Республика сняла оковы не только с узников Бастилии, но и с умалишенных знаменитого Бисетра. До падения королевского режима во Франции (впрочем, как и в других странах) психические больные считались опасными для общества, наравне с бандитами, и сажались на цепи в тюрьмы — с той лишь разницей, что охраняли их не солдаты, а капуцины. Дебюиссон считал себя учеником великого гуманиста Филиппа Пинеля, но пансион его скорее напоминал убежище для пройдох и авантюристов всякого рода, нежели клинику для умалишенных. Солидный «Maison de Sante», в котором только решетки на окнах свидетельствовали о лишении свободы, был окружен старинным садом; тихая улочка Святого Антония упиралась в глухое предместье Парижа, и тучи голубей вечно кружили над крышею пансиона.

Невольные (или слишком вольные) пациенты доктора Дебюиссона имели хороший стол, каждый — отдельную комнату и свободный доступ к ним родных и приятелей. «Сумасшедшие» же здесь пребывали особые, и с ума они сходили каждый на свой лад: так, например, чиновники проворовывались, генералы терпели поражения на полях битв, роялисты пламенно желали восстановления прежней династии, а придворные не умели угодить императору.

Это были настоящие «сумасшедшие» — не чета тем орущим дуракам, которых без лишних слов вяжут в смирительные рубахи!

Все эти люди, чтобы не сидеть в тюрьмах, предпочитали «лечиться» от подобных «сумасшествий» в пансионе доброго доктора Дебюиссона, стремительно богатевшего от наплыва великосветских гонораров. И министр полиции Фуше, конечно, догадывался об истинном значении пансиона. Почем знать! — может быть, он и сам рассчитывал когда-нибудь... подлечиться; всего ведь не предугадаешь, времена тяжелые. Так что лавочка эта не была прихлопнута и Савари, который требовал от больничной администрации одного: удерживать пациентов в пределах высокого забора, окружавшего этот странный бедлам эпохи Наполеона.

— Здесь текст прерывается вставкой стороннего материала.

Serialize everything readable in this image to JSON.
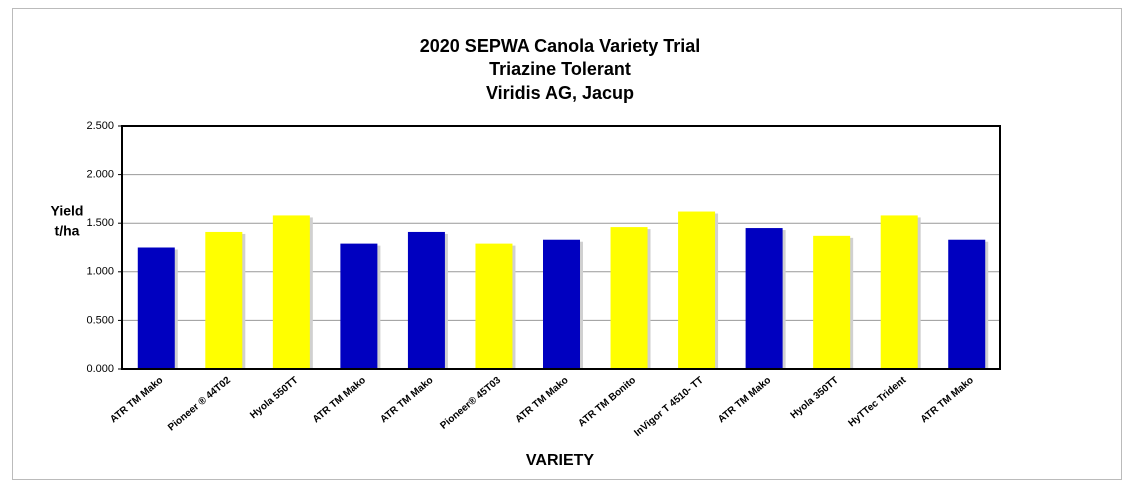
{
  "chart_data": {
    "type": "bar",
    "title": [
      "2020 SEPWA Canola Variety Trial",
      "Triazine Tolerant",
      "Viridis AG, Jacup"
    ],
    "y_label": [
      "Yield",
      "t/ha"
    ],
    "x_label": "VARIETY",
    "categories": [
      "ATR TM Mako",
      "Pioneer ® 44T02",
      "Hyola 550TT",
      "ATR TM Mako",
      "ATR TM Mako",
      "Pioneer® 45T03",
      "ATR TM Mako",
      "ATR TM Bonito",
      "InVigor T 4510- TT",
      "ATR TM Mako",
      "Hyola 350TT",
      "HyTTec Trident",
      "ATR TM Mako"
    ],
    "values": [
      1.25,
      1.41,
      1.58,
      1.29,
      1.41,
      1.29,
      1.33,
      1.46,
      1.62,
      1.45,
      1.37,
      1.58,
      1.33
    ],
    "colors": [
      "#0000c0",
      "#ffff00",
      "#ffff00",
      "#0000c0",
      "#0000c0",
      "#ffff00",
      "#0000c0",
      "#ffff00",
      "#ffff00",
      "#0000c0",
      "#ffff00",
      "#ffff00",
      "#0000c0"
    ],
    "ylim": [
      0,
      2.5
    ],
    "yticks": [
      {
        "value": 0,
        "label": "0.000"
      },
      {
        "value": 0.5,
        "label": "0.500"
      },
      {
        "value": 1,
        "label": "1.000"
      },
      {
        "value": 1.5,
        "label": "1.500"
      },
      {
        "value": 2,
        "label": "2.000"
      },
      {
        "value": 2.5,
        "label": "2.500"
      }
    ],
    "grid": true
  }
}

— Все-таки вы следите, — наказывал Ровиго врачам. — Не все же здесь хорошие симулянты. Наверное, бывают ведь и тяжелые случаи душевных заболеваний...

Из числа старых знакомцев Мале встретил здесь своих заклятых врагов — роялистов, которые волею судеб отныне признавали его своим единомышленником. Это был чудовищный парадокс того безобразного времени, когда граф Жюль де Полиньяк приветствовал якобинца Мале радостным возгласом:

— А-а, вот мы и в одном «комплоте», мой любезный дегенерат! Не пора ли для начала составить партию в триктрак?

Маркиз де Пюивер, сидевший еще в тюрьмах Конвента, тоже был несказанно рад видеть генерала Мале.

— Я имею все основания, — заметил он кляузно, — быть недоволен вами: когда-то вы сажали меня, теперь сами выглядываете на мир через щелку. Учитесь же, генерал, логике событий...

Маркиз де Пюивер, братья Полиньяки, Бертье де Совиньи, испанский священник Каамано — они, как знойные мухи, кружились вокруг генерала. Их привлекало в нем мужество и стойкость убеждений, какими сами они не обладали. И он оказался снисходителен к роялистам — играл в триктрак, распивал по вечерам шамбертень, но оставался по-прежнему малодоступным и гордым. Вот он снова появился на дорожках больничного сада — быстроглазый, с ухмылкой на тонких губах; он ни перед кем не заискивал, первым разговора не начинал, одним кивком головы одинаково отвечая на приветствия маркизов и полупьяных могильщиков.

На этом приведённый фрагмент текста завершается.